И все-таки она по-прежнему была красива.

– Нормально, – ответила она, отважно улыбаясь. – Врачи прописали болеутоляющее, оно помогает.

Я приходил к ней каждый день. Время как будто остановилось и вместе с тем бежало с потрясающей скоростью.

– Тебе что-нибудь нужно?

– Нет, спасибо.

Я оглядел комнату и снова взглянул на Джейми, а потом произнес:

– Я читал Библию.

– Правда? – Джейми просияла и, как тогда, снова стала похожа на ангела. Просто не верилось, что с тех пор прошло всего полтора месяца.

– Хотел, чтобы ты знала.

– Я очень рада, что ты мне сказал.

– Вчера я читал Книгу Иова. Бог здорово его прижал, чтобы испытать.

Джейми с улыбкой похлопала меня по руке. Было так приятно.

– Лучше почитай что-нибудь другое. Бог там показан не с лучшей стороны.

– Почему Он так поступил с Иовом?

– Не знаю.

– Ты сейчас чувствуешь себя как Иов?

Джейми лукаво улыбнулась:

– Иногда.

– Но ты не утратила веры?

– Нет.

Я знал, что нет, хотя сам, кажется, уже готов был разувериться.

– Потому что надеешься поправиться?

– Нет, – ответила Джейми, – просто вера – единственное, что у меня осталось.

Мы начали читать Библию вместе. Это казалось самым разумным решением, но сердце по-прежнему твердило мне, что можно сделать нечто большее.

Ночами я лежал без сна и думал, что именно.


Чтение Библии позволило нам на чем-то сосредоточиться, и внезапно наши отношения улучшились – возможно, потому, что я уже не так боялся обидеть Джейми. Что может быть правильнее, чем читать Библию? Хотя я не знал и половины того, что знала Джейми, та, видимо, оценила мой жест; иногда, когда мы читали, она клала мне руку на колено и прислушивалась к моему голосу.

Порой, сидя рядом с ней на кушетке, я смотрел в Библию и наблюдал за Джейми краем глаза; когда попадался какой-нибудь трудный абзац, или псалом, или притча, я спрашивал, что она думает об этом. У Джейми всегда находился ответ, и я кивал. Иногда она сама меня спрашивала, и я старался изо всех сил, хотя иногда, честно говоря, просто блефовал, и, разумеется, Джейми это понимала. «Ты действительно так считаешь?» – спрашивала она; я размышлял и делал вторую попытку. Иногда, впрочем, я не мог сосредоточиться именно из-за нее – ведь ее рука лежала на моем колене.

Однажды в пятницу вечером я пригласил Джейми к себе на ужин. Мама провела немного времени с нами, а потом ушла к себе, чтобы мы могли побыть одни. Было очень приятно сидеть с Джейми, и я знал, что она чувствует то же самое.
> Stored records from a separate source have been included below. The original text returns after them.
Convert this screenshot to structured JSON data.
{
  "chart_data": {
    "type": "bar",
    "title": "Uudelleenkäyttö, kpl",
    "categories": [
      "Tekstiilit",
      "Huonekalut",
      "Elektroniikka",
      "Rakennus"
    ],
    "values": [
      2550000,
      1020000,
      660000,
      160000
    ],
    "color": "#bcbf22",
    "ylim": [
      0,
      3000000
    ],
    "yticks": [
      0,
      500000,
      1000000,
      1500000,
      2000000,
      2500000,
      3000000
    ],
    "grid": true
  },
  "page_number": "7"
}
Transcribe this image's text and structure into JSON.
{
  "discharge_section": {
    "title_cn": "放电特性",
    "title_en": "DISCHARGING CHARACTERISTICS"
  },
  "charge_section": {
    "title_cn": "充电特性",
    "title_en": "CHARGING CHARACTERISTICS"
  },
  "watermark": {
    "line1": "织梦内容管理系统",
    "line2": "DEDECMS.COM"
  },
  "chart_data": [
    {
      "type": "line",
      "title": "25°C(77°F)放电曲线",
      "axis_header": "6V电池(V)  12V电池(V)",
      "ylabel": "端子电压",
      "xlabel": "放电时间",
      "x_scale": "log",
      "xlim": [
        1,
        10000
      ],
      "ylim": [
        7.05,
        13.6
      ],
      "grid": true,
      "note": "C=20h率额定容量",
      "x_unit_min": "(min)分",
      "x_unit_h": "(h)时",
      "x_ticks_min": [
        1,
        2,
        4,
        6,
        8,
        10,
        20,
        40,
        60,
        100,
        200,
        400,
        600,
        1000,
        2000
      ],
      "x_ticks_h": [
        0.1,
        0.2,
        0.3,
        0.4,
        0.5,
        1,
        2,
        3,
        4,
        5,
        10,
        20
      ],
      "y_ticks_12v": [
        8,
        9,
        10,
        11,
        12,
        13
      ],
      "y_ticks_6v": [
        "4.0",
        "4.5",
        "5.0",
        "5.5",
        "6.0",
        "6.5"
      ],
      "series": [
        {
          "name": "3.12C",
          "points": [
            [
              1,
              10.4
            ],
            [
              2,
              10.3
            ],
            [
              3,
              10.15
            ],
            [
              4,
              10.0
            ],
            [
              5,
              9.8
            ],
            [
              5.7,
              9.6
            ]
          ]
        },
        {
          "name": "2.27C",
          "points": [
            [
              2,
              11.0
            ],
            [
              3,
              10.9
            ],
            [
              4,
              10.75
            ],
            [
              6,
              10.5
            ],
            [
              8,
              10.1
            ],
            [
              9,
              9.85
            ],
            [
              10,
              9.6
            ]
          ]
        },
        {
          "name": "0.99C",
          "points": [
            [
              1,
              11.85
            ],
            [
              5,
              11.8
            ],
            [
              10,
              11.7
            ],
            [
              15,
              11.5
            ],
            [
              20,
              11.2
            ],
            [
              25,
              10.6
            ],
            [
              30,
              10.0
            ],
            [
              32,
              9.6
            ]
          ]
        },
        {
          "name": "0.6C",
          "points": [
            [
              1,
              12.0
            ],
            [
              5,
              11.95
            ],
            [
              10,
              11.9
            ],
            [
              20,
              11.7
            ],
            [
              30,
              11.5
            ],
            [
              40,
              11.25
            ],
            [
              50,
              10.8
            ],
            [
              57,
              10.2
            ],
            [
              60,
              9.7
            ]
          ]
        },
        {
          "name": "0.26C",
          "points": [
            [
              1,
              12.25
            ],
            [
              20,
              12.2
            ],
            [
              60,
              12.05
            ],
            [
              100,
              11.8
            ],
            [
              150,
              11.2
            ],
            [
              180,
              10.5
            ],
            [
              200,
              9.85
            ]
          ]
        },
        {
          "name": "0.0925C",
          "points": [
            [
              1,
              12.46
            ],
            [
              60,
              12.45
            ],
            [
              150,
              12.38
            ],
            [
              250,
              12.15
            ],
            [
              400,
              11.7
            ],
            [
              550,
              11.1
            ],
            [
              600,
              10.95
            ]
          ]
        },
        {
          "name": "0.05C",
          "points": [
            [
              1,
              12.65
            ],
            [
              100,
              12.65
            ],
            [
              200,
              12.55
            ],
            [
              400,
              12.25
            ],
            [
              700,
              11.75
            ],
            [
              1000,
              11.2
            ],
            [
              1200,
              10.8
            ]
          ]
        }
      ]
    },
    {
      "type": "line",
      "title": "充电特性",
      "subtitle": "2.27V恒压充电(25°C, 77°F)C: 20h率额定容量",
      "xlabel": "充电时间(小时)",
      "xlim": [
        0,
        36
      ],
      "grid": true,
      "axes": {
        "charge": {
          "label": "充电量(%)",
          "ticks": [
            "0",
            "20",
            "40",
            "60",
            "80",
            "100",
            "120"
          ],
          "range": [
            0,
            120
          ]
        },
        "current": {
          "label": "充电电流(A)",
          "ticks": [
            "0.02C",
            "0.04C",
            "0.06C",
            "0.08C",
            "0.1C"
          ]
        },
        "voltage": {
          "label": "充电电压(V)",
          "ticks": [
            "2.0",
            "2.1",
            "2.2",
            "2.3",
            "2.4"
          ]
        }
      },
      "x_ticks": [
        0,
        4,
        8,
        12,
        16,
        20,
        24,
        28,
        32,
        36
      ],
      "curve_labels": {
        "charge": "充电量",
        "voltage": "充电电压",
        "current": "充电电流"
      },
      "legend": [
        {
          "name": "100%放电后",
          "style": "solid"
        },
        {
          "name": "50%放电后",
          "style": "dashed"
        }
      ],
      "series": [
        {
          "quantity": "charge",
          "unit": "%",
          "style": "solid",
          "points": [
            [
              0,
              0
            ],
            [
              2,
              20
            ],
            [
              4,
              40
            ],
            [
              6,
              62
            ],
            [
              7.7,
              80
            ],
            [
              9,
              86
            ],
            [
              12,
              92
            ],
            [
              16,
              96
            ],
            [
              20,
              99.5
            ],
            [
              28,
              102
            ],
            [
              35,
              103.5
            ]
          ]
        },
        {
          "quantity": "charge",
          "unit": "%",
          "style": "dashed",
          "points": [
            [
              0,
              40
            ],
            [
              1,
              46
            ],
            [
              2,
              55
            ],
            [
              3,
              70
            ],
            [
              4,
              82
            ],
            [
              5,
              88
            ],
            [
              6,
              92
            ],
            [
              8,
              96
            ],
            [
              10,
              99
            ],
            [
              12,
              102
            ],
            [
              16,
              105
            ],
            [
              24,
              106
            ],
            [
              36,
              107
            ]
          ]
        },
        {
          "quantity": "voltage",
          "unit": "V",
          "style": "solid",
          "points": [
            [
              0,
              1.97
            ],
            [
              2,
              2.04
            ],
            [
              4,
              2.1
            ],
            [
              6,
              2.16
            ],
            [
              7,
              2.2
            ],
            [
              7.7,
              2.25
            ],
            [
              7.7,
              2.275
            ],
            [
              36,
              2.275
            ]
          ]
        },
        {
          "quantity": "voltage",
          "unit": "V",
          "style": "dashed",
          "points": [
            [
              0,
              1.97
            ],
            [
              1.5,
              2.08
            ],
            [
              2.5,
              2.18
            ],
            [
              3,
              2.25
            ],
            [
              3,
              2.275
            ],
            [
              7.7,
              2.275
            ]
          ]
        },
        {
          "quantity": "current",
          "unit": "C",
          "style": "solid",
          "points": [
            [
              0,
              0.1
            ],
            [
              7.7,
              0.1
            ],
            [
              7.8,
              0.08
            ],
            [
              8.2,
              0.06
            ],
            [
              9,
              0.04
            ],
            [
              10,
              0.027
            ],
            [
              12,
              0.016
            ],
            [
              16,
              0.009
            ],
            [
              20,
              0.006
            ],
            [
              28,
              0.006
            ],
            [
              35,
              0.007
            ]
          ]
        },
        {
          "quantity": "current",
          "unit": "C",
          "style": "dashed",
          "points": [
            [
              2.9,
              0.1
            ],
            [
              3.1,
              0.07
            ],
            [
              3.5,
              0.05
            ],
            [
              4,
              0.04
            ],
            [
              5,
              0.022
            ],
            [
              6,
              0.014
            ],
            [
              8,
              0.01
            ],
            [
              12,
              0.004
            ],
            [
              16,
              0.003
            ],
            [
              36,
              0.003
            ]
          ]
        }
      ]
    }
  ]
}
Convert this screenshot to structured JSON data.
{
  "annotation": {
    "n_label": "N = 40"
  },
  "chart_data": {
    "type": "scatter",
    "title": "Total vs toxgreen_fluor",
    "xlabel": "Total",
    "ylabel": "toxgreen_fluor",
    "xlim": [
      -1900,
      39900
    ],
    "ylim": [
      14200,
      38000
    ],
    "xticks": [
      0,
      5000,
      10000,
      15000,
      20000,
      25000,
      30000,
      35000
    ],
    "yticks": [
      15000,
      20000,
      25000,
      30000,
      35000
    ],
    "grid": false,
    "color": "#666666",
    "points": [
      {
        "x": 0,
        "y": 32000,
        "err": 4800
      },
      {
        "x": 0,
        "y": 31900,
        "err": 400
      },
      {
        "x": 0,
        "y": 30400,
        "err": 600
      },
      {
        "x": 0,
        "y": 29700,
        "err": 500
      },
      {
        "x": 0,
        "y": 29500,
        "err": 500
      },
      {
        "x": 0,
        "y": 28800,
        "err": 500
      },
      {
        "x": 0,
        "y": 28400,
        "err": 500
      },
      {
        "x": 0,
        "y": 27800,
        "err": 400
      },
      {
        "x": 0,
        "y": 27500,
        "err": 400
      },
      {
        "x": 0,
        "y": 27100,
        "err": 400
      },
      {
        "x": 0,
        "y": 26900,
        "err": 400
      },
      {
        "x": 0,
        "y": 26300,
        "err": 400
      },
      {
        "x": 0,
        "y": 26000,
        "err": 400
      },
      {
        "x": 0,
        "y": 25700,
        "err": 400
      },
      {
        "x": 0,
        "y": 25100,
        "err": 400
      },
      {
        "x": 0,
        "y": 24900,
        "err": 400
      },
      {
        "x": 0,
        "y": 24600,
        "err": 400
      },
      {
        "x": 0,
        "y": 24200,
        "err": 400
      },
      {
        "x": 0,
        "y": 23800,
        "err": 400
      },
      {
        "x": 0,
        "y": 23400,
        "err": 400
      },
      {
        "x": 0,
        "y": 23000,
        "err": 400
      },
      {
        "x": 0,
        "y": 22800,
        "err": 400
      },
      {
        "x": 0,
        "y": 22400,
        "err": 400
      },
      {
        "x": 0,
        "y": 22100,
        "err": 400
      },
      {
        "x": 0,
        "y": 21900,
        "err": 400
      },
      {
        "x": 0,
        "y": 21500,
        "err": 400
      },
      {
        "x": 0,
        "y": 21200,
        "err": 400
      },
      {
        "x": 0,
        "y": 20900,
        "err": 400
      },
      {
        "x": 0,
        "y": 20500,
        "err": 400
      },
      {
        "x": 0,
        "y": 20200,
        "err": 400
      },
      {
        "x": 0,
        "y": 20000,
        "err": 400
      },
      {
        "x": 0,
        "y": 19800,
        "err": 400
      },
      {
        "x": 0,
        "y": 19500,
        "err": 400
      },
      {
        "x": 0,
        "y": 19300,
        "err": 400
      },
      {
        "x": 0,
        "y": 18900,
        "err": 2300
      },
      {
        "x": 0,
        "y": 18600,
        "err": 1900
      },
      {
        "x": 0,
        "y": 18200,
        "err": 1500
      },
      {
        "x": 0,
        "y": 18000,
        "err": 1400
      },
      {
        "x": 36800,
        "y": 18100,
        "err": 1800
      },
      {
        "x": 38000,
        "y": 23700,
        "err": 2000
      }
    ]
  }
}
Она теперь редко выходила из дома и, наверное, обрадовалась смене обстановки.

С тех пор как Джейми рассказала мне про свою болезнь, она перестала собирать волосы в пучок; они были все так же прекрасны, как и в тот раз, когда я впервые увидел их распущенными. Джейми рассматривала застекленный шкафчик с лампочками внутри, когда я потянулся через стол и взял ее за руку.

– Спасибо, что пришла, – сказал я.

– Спасибо за приглашение, – ответила она.

Я помолчал.

– Как поживает твой отец?

Джейми вздохнула:

– Не очень. Я так за него волнуюсь.

– Он сильно тебя любит.

– Да.

– И я тоже, – сказал я; Джейми отвернулась. Кажется, мои слова вновь ее испугали.

– Ты будешь и дальше меня навещать? – спросила она. – Даже потом, когда…

Я сжал ее руку – достаточно крепко, чтобы Джейми поняла.